The Reality TV monopoly of the Christmas number 1
The race for the Christmas number-one of 2002 was focused on by the British ITV television programme Popstars: the Rivals, a reality TV show that formed an all-male and an all-female pop group - One True Voice and Girls Aloud respectively - and made them compete for the Christmas number-one spot. Girls Aloud, a band that still achieves huge success in the UK today, obtained the spot with their single "Sound of the Underground" and therefore ultimately won the contest.
This has been further continued with The X Factor, also broadcast on ITV in the UK, in which the winner's single is released the week before Christmas in order to contend the number one spot. Many have criticised this and its proponents, such as Simon Cowell, for hijacking the charts and eliminating any element of surprise in awaiting for the number one single. Also, many of these songs do not revolve around Christmas at all. This has continued into 2008, with the fifth series of The X Factor ending on 13 December 2008. Again The X Factor won with Alexandra Burke becoming Christmas number one in 2008, selling more than the Top 20 singles combined.
As a result, UK bookmakers have begun to open books, and indeed pay out, on the song that makes Christmas number 2 as if it is number 1, given that since 2005, the number 1 song has been by the winner of The X Factor.

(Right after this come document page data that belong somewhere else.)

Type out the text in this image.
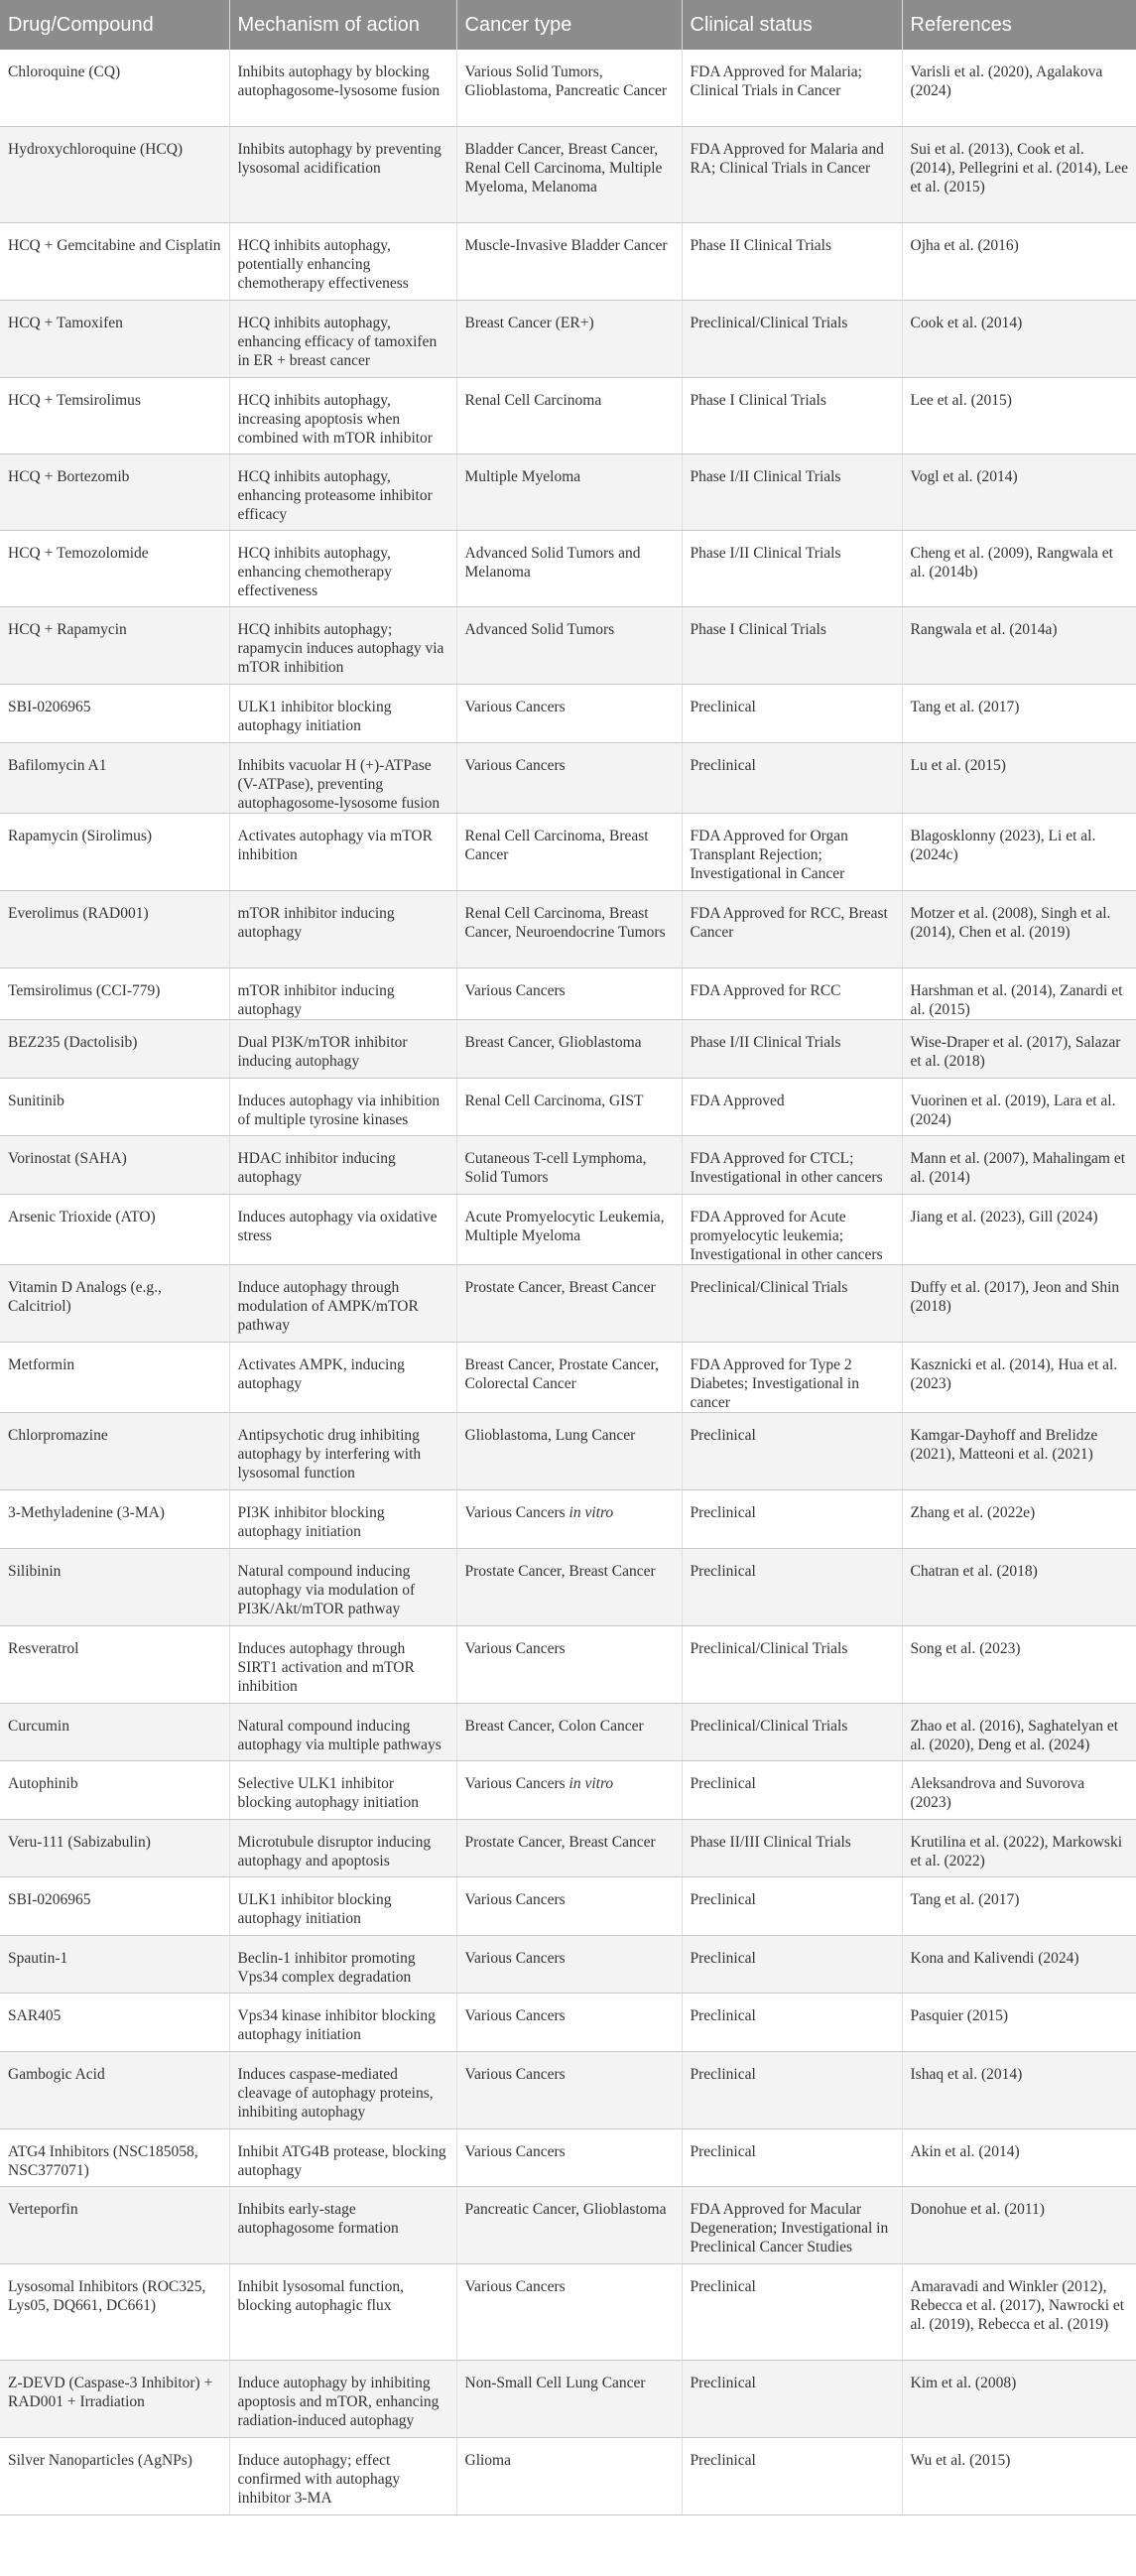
Drug/Compound	Mechanism of action	Cancer type	Clinical status	References
Chloroquine (CQ)	Inhibits autophagy by blocking autophagosome-lysosome fusion	Various Solid Tumors, Glioblastoma, Pancreatic Cancer	FDA Approved for Malaria; Clinical Trials in Cancer	Varisli et al. (2020), Agalakova (2024)
Hydroxychloroquine (HCQ)	Inhibits autophagy by preventing lysosomal acidification	Bladder Cancer, Breast Cancer, Renal Cell Carcinoma, Multiple Myeloma, Melanoma	FDA Approved for Malaria and RA; Clinical Trials in Cancer	Sui et al. (2013), Cook et al. (2014), Pellegrini et al. (2014), Lee et al. (2015)
HCQ + Gemcitabine and Cisplatin	HCQ inhibits autophagy, potentially enhancing chemotherapy effectiveness	Muscle-Invasive Bladder Cancer	Phase II Clinical Trials	Ojha et al. (2016)
HCQ + Tamoxifen	HCQ inhibits autophagy, enhancing efficacy of tamoxifen in ER + breast cancer	Breast Cancer (ER+)	Preclinical/Clinical Trials	Cook et al. (2014)
HCQ + Temsirolimus	HCQ inhibits autophagy, increasing apoptosis when combined with mTOR inhibitor	Renal Cell Carcinoma	Phase I Clinical Trials	Lee et al. (2015)
HCQ + Bortezomib	HCQ inhibits autophagy, enhancing proteasome inhibitor efficacy	Multiple Myeloma	Phase I/II Clinical Trials	Vogl et al. (2014)
HCQ + Temozolomide	HCQ inhibits autophagy, enhancing chemotherapy effectiveness	Advanced Solid Tumors and Melanoma	Phase I/II Clinical Trials	Cheng et al. (2009), Rangwala et al. (2014b)
HCQ + Rapamycin	HCQ inhibits autophagy; rapamycin induces autophagy via mTOR inhibition	Advanced Solid Tumors	Phase I Clinical Trials	Rangwala et al. (2014a)
SBI-0206965	ULK1 inhibitor blocking autophagy initiation	Various Cancers	Preclinical	Tang et al. (2017)
Bafilomycin A1	Inhibits vacuolar H (+)-ATPase (V-ATPase), preventing autophagosome-lysosome fusion	Various Cancers	Preclinical	Lu et al. (2015)
Rapamycin (Sirolimus)	Activates autophagy via mTOR inhibition	Renal Cell Carcinoma, Breast Cancer	FDA Approved for Organ Transplant Rejection; Investigational in Cancer	Blagosklonny (2023), Li et al. (2024c)
Everolimus (RAD001)	mTOR inhibitor inducing autophagy	Renal Cell Carcinoma, Breast Cancer, Neuroendocrine Tumors	FDA Approved for RCC, Breast Cancer	Motzer et al. (2008), Singh et al. (2014), Chen et al. (2019)
Temsirolimus (CCI-779)	mTOR inhibitor inducing autophagy	Various Cancers	FDA Approved for RCC	Harshman et al. (2014), Zanardi et al. (2015)
BEZ235 (Dactolisib)	Dual PI3K/mTOR inhibitor inducing autophagy	Breast Cancer, Glioblastoma	Phase I/II Clinical Trials	Wise-Draper et al. (2017), Salazar et al. (2018)
Sunitinib	Induces autophagy via inhibition of multiple tyrosine kinases	Renal Cell Carcinoma, GIST	FDA Approved	Vuorinen et al. (2019), Lara et al. (2024)
Vorinostat (SAHA)	HDAC inhibitor inducing autophagy	Cutaneous T-cell Lymphoma, Solid Tumors	FDA Approved for CTCL; Investigational in other cancers	Mann et al. (2007), Mahalingam et al. (2014)
Arsenic Trioxide (ATO)	Induces autophagy via oxidative stress	Acute Promyelocytic Leukemia, Multiple Myeloma	FDA Approved for Acute promyelocytic leukemia; Investigational in other cancers	Jiang et al. (2023), Gill (2024)
Vitamin D Analogs (e.g., Calcitriol)	Induce autophagy through modulation of AMPK/mTOR pathway	Prostate Cancer, Breast Cancer	Preclinical/Clinical Trials	Duffy et al. (2017), Jeon and Shin (2018)
Metformin	Activates AMPK, inducing autophagy	Breast Cancer, Prostate Cancer, Colorectal Cancer	FDA Approved for Type 2 Diabetes; Investigational in cancer	Kasznicki et al. (2014), Hua et al. (2023)
Chlorpromazine	Antipsychotic drug inhibiting autophagy by interfering with lysosomal function	Glioblastoma, Lung Cancer	Preclinical	Kamgar-Dayhoff and Brelidze (2021), Matteoni et al. (2021)
3-Methyladenine (3-MA)	PI3K inhibitor blocking autophagy initiation	Various Cancers in vitro	Preclinical	Zhang et al. (2022e)
Silibinin	Natural compound inducing autophagy via modulation of PI3K/Akt/mTOR pathway	Prostate Cancer, Breast Cancer	Preclinical	Chatran et al. (2018)
Resveratrol	Induces autophagy through SIRT1 activation and mTOR inhibition	Various Cancers	Preclinical/Clinical Trials	Song et al. (2023)
Curcumin	Natural compound inducing autophagy via multiple pathways	Breast Cancer, Colon Cancer	Preclinical/Clinical Trials	Zhao et al. (2016), Saghatelyan et al. (2020), Deng et al. (2024)
Autophinib	Selective ULK1 inhibitor blocking autophagy initiation	Various Cancers in vitro	Preclinical	Aleksandrova and Suvorova (2023)
Veru-111 (Sabizabulin)	Microtubule disruptor inducing autophagy and apoptosis	Prostate Cancer, Breast Cancer	Phase II/III Clinical Trials	Krutilina et al. (2022), Markowski et al. (2022)
SBI-0206965	ULK1 inhibitor blocking autophagy initiation	Various Cancers	Preclinical	Tang et al. (2017)
Spautin-1	Beclin-1 inhibitor promoting Vps34 complex degradation	Various Cancers	Preclinical	Kona and Kalivendi (2024)
SAR405	Vps34 kinase inhibitor blocking autophagy initiation	Various Cancers	Preclinical	Pasquier (2015)
Gambogic Acid	Induces caspase-mediated cleavage of autophagy proteins, inhibiting autophagy	Various Cancers	Preclinical	Ishaq et al. (2014)
ATG4 Inhibitors (NSC185058, NSC377071)	Inhibit ATG4B protease, blocking autophagy	Various Cancers	Preclinical	Akin et al. (2014)
Verteporfin	Inhibits early-stage autophagosome formation	Pancreatic Cancer, Glioblastoma	FDA Approved for Macular Degeneration; Investigational in Preclinical Cancer Studies	Donohue et al. (2011)
Lysosomal Inhibitors (ROC325, Lys05, DQ661, DC661)	Inhibit lysosomal function, blocking autophagic flux	Various Cancers	Preclinical	Amaravadi and Winkler (2012), Rebecca et al. (2017), Nawrocki et al. (2019), Rebecca et al. (2019)
Z-DEVD (Caspase-3 Inhibitor) + RAD001 + Irradiation	Induce autophagy by inhibiting apoptosis and mTOR, enhancing radiation-induced autophagy	Non-Small Cell Lung Cancer	Preclinical	Kim et al. (2008)
Silver Nanoparticles (AgNPs)	Induce autophagy; effect confirmed with autophagy inhibitor 3-MA	Glioma	Preclinical	Wu et al. (2015)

See also List of Christmas number one singles.
UK Christmas number twos
Examples of songs which reached number two in the Christmas chart include "Last Christmas" by Wham!, that lost out to Band Aid but still became the best-selling single in the UK that failed to reach the top spot; "Fairytale of New York" by The Pogues, kept off by Pet Shop Boys' cover of "Always on My Mind"; "JCB Song" by Nizlopi, which was kept off the top spot by reality TV star Shayne Ward's "That's My Goal" and "Christmas Time (Don't Let the Bells End)" by The Darkness, kept off once again by a cover version, this time Gary Jules' rendition of Tears for Fears' "Mad World". Mariah Carey's "All I Want For Christmas Is You" also only reached number two, but still re-appears regularly in the UK singles chart in the weeks prior to Christmas. In 2008 Jeff Buckley's cover of Hallelujah reached number 2.